Mesmerism, as it is commonly known in entertainment circles, has become the stuff of magicians. There was a time when Las Vegas was the home of some of the most talented Mesmerists the world has ever known, and the likes of Chris Angel and David Blaine are examples of the heights to which this craft can be taken, but again, this is all deliberate exploitation of the mechanism that allows the human mind to exaggerate the separation between conscious and subconscious thought processes.
While it is entirely natural, and thought to be a defensive attribute of our highly evolved brains, what can be done deliberately, can also, always be done accidentally.
In much the same way as the so-called ‘Mind Freak’ can convince you that he just levitated, or drove a spike through his heart or whatever else his overly dramatic act entails, everyday activities can fool you into thinking some of the strangest things, and under the right circumstances, can completely hypnotise you and cause you to believe that events have occurred, which most certainly have not.

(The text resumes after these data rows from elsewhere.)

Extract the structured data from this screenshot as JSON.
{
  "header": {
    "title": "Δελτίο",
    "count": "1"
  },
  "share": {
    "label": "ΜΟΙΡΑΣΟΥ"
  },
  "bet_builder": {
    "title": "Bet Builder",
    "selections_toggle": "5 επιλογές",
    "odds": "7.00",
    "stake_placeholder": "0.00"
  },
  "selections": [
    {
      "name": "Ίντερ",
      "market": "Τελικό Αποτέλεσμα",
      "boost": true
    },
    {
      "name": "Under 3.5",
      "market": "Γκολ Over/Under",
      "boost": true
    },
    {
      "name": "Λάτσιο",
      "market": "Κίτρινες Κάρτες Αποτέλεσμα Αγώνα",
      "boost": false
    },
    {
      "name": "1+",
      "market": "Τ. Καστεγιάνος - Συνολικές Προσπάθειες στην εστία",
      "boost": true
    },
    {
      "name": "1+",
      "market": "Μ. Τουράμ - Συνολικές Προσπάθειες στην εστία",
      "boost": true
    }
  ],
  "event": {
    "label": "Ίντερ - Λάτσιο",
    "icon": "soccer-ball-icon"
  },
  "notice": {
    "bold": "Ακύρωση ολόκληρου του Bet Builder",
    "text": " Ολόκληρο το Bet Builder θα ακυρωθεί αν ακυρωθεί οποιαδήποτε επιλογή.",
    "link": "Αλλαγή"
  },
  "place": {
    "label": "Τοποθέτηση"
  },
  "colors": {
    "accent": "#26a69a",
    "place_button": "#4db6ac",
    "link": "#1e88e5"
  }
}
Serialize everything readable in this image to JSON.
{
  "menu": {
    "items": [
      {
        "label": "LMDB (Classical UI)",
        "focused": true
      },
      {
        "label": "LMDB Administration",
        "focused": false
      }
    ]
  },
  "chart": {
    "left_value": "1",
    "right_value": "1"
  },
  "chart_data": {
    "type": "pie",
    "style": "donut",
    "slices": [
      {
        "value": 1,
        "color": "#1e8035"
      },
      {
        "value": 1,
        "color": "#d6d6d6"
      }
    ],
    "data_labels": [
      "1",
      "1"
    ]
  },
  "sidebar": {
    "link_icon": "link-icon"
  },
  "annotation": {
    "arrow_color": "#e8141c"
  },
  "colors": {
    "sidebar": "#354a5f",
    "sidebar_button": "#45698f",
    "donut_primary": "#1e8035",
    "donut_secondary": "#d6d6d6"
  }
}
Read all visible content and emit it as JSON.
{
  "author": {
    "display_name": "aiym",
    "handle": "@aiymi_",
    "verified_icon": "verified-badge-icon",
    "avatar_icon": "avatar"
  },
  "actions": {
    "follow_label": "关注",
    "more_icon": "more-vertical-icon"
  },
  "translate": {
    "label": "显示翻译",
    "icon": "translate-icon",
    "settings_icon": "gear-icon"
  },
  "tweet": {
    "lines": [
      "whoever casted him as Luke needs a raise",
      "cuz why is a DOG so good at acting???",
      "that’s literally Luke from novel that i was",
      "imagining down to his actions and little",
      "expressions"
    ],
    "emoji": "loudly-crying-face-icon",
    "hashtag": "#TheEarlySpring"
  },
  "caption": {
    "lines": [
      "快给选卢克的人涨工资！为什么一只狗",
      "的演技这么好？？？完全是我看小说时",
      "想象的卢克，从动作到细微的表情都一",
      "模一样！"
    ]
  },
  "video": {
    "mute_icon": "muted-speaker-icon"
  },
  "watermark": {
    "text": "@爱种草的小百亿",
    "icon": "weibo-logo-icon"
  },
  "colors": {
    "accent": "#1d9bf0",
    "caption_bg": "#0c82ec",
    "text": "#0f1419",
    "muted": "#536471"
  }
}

Some of the most mundane things we encounter everyday hold the potential to throw us into a hypnotic state, and in fact, these things do exactly that on a regular basis. Watching television, listening to music and even driving a car, all of these things are, as the swinging pocket watch was to Freud, a mechanism that causes the subconscious mind to assert dominance over the conscious mind.
For the experienced driver, it’s an worrisome thing to be travelling a stretch of familiar road, letting your mind wander and then suddenly realising you’ve completed your journey with only a vague recollection of having operated the vehicle. Or late night TV watching, settling in and being swept away by the ideas and images that flash before you on the screen, suddenly realising hours later that you haven’t moved, you may not even have blinked, but the time passed and you have no recollection of any events outside of the frame of the TV show.
It’s no real coincidence that the majority of Missing Time reports have the experiencer travelling at night, and on lonely roads; seemingly perfect conditions for a little lapse in concentration, but what if you combine the effect of driving while fatigued or distracted, with soothing music and low visibility?
You can fairly easily see where this is going, but the suggestion is not that these victims of missing time are simply guilty of a lapse in concentration; absolutely not. This ability to separate our conscious attention from the subconscious operation of a motor vehicle is not a new idea, it’s one that’s been tested time and again, and modern car manufacturers use ingenious techniques to keep drivers alert while on the road. No, the subtle difference here is, where the masses are capable of achieving a light state of hypnosis through mundane and familiar acts or behaviours, there are those among us who are far more prone to hypnotic suggestion than others, and it is those people who may be finding themselves at the mercy of their subconscious mind in at least a portion of these missing time reports.
The experience would be frightening, terrifying even, and it is no wonder that induced hypnosis would be successful in retrieving altered memories from an earlier period of accidental hypnotic action; the two processes would compliment each other nicely.
This, obviously, is not to say that all reports of Missing Time are the result of accidental hypnosis, nor is it to say that all reports of alien abduction are false, misrepresented or mistaken; it is only the suggestion that among the many thousands of storied claims that are tossed about the arena of doubt and ridicule, we should stop and think once in a while about much more earthly factors that could be playing much larger roles than we had previously acknowledged.